Wednesday, May 05, 2010

Everything Old Is New Again



I've been having some odd thoughts as I have watched the city of Nashville experience a devastating flood.
  • My father was a college professor in Arkansas when my brother and I were growing up. And, for about four months in 1973, the whole family lived in Nashville while my father was on his sabbatical.

    Obviously, that was many years ago. I don't think I've been in Nashville since that time. But I did live there for awhile. Many things have changed — but not the names of streets and waterways and buildings that were standing then and still stand today. Hearing the names brings back memories I haven't thought about in a long time.

    For example, one of the buildings that was standing when my family lived in Nashville was Ryman Auditorium, the original home of the Grand Ole Opry.

    For more than 30 years, Ryman was the Mecca of country music. The Grand Ole Opry show made Ryman, which began its existence as a tabernacle, its permanent home in the 1940s, and just about everyone who ever amounted to anything in country music performed there at some time during the next three decades.

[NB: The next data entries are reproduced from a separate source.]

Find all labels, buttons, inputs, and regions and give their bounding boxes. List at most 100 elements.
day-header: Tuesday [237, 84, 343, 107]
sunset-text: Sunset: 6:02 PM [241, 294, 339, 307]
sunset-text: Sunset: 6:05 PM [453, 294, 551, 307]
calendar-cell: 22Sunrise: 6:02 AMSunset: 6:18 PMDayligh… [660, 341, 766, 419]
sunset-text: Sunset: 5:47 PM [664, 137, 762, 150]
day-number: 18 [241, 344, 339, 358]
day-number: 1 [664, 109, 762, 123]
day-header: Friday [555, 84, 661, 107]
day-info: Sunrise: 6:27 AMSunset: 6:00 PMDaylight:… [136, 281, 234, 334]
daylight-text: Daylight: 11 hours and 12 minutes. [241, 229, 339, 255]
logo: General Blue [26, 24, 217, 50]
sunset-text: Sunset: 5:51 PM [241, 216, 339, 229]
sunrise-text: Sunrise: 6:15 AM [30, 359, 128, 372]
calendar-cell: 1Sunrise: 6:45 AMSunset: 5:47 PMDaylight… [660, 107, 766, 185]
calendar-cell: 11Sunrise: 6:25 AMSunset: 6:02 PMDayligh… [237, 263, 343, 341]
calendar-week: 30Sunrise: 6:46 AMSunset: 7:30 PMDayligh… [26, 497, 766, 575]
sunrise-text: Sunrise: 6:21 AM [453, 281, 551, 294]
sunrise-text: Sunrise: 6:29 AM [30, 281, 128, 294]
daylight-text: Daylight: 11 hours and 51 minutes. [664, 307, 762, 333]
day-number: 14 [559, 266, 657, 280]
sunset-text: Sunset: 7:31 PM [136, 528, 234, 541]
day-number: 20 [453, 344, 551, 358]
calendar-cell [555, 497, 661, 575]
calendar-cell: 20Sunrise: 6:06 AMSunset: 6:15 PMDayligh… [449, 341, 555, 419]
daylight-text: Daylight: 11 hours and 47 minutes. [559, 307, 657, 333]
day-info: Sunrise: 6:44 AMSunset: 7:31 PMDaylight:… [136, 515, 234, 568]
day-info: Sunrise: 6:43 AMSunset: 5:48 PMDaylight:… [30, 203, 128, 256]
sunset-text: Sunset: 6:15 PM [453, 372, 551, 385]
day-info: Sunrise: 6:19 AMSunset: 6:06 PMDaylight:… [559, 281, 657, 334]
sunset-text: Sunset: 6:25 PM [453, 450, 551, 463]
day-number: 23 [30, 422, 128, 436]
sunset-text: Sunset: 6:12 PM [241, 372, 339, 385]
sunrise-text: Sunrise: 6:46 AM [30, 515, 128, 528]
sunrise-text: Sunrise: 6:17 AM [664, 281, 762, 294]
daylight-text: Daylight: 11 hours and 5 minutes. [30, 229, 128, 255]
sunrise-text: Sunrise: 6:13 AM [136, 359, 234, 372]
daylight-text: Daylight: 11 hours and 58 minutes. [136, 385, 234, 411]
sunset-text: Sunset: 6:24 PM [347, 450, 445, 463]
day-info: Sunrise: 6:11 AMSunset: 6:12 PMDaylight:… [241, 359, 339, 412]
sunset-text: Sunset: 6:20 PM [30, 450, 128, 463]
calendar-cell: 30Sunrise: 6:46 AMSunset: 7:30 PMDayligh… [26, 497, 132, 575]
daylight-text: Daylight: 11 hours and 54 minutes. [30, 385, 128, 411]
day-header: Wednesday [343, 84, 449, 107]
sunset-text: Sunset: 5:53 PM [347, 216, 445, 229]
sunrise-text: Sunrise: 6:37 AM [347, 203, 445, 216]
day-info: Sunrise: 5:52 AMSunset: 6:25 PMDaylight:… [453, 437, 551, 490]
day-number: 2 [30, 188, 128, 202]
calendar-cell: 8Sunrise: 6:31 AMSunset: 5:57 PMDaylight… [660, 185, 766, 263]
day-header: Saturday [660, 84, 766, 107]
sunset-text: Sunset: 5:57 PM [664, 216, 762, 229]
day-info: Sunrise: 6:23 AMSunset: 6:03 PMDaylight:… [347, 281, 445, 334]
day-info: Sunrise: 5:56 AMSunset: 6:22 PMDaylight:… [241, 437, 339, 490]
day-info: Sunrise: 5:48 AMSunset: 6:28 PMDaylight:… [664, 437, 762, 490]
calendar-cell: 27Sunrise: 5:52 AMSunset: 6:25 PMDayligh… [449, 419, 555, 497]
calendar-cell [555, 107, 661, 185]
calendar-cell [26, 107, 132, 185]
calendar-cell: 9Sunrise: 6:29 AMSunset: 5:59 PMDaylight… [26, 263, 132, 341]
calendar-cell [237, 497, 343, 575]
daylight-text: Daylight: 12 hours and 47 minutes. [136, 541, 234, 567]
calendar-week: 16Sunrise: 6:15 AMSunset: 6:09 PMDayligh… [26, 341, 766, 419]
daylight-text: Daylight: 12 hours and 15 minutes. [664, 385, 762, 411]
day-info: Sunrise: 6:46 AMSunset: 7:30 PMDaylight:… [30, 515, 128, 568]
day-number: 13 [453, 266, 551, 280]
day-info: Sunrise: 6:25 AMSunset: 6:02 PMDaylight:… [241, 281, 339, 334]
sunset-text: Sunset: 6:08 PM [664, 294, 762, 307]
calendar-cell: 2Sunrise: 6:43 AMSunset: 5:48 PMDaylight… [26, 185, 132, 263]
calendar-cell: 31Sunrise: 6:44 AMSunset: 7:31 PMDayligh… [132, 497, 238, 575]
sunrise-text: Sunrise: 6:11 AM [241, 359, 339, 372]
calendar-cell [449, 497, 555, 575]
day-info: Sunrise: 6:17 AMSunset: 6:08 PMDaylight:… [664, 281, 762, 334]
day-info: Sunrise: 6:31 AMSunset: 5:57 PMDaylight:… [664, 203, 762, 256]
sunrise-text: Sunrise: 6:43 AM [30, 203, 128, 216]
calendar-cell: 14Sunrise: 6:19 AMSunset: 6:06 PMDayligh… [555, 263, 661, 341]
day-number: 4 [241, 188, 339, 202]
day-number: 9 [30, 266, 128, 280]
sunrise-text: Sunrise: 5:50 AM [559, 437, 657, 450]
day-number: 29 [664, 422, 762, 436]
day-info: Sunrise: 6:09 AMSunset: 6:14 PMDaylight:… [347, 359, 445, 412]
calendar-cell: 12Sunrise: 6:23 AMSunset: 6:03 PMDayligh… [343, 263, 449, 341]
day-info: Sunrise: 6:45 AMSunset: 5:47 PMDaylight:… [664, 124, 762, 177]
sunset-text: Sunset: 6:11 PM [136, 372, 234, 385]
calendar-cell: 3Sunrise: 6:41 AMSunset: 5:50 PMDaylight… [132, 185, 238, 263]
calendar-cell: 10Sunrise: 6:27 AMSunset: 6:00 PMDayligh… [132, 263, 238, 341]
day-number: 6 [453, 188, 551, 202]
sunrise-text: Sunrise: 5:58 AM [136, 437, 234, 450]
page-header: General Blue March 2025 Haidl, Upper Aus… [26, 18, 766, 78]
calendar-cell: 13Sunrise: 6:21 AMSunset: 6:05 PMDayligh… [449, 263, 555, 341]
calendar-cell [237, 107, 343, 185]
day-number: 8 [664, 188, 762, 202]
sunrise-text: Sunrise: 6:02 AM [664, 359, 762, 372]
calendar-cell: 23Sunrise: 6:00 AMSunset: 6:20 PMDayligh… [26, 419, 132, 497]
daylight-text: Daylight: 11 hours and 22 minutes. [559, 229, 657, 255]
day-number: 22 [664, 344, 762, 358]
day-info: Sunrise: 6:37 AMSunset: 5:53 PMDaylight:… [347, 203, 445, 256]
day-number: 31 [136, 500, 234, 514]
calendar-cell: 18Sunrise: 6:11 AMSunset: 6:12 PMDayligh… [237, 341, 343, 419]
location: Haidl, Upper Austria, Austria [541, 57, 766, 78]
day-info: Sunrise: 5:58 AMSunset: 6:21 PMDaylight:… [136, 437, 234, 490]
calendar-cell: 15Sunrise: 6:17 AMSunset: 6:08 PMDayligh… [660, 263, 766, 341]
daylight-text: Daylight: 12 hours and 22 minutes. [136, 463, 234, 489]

    But, as it turned out, the Opry relocated to a larger facility that was part of Opryland the year after my family left Nashville. And, for nearly 20 years, Ryman stood empty and unused, until Emmylou Harris came to do some shows in 1992 and made an album of the songs she sang there. Apparently, that revived local interest in the place (which is known as "the Mother Church of Country Music"), and it was restored for use as a performance venue and a museum.

    Now, the Grand Ole Opry House and other local landmarks have been submerged in floodwater. As a result, the Grand Ole Opry is returning to Ryman for weekend shows, apparently indefinitely

  • It seems ironic, to me, that this should happen at this time. It was 15 years ago today that my mother died in a flash flood here in Dallas. And this flood seems to have caught Nashville as much by surprise as the one that struck Dallas in 1995.

    I always had the feeling that Mom really enjoyed the time we spent in Nashville. And, while I would never say that she — or I — had much interest in the Opry, I guess we developed a kind of a local interest in it and the people who performed there.

    I will always remember that she seemed genuinely sorry that David Akeman ("Stringbean" in the attached video clip) and his wife were ambushed and murdered on their rural Tennessee property about a month before we moved back to Arkansas. Perhaps that is why I make a mental connection between Mom and Nashville.

  • Well, things sort of seem to have come full circle now.

    I never got to see an Opry show when I lived in Nashville, but I hope those who see one at Ryman while Opryland is being restored appreciate the rare opportunity they are being given to experience the Opry the way so many experienced it back in the day.
And I hope that Nashville — and the Gulf of Mexico — recover faster than most people think they will.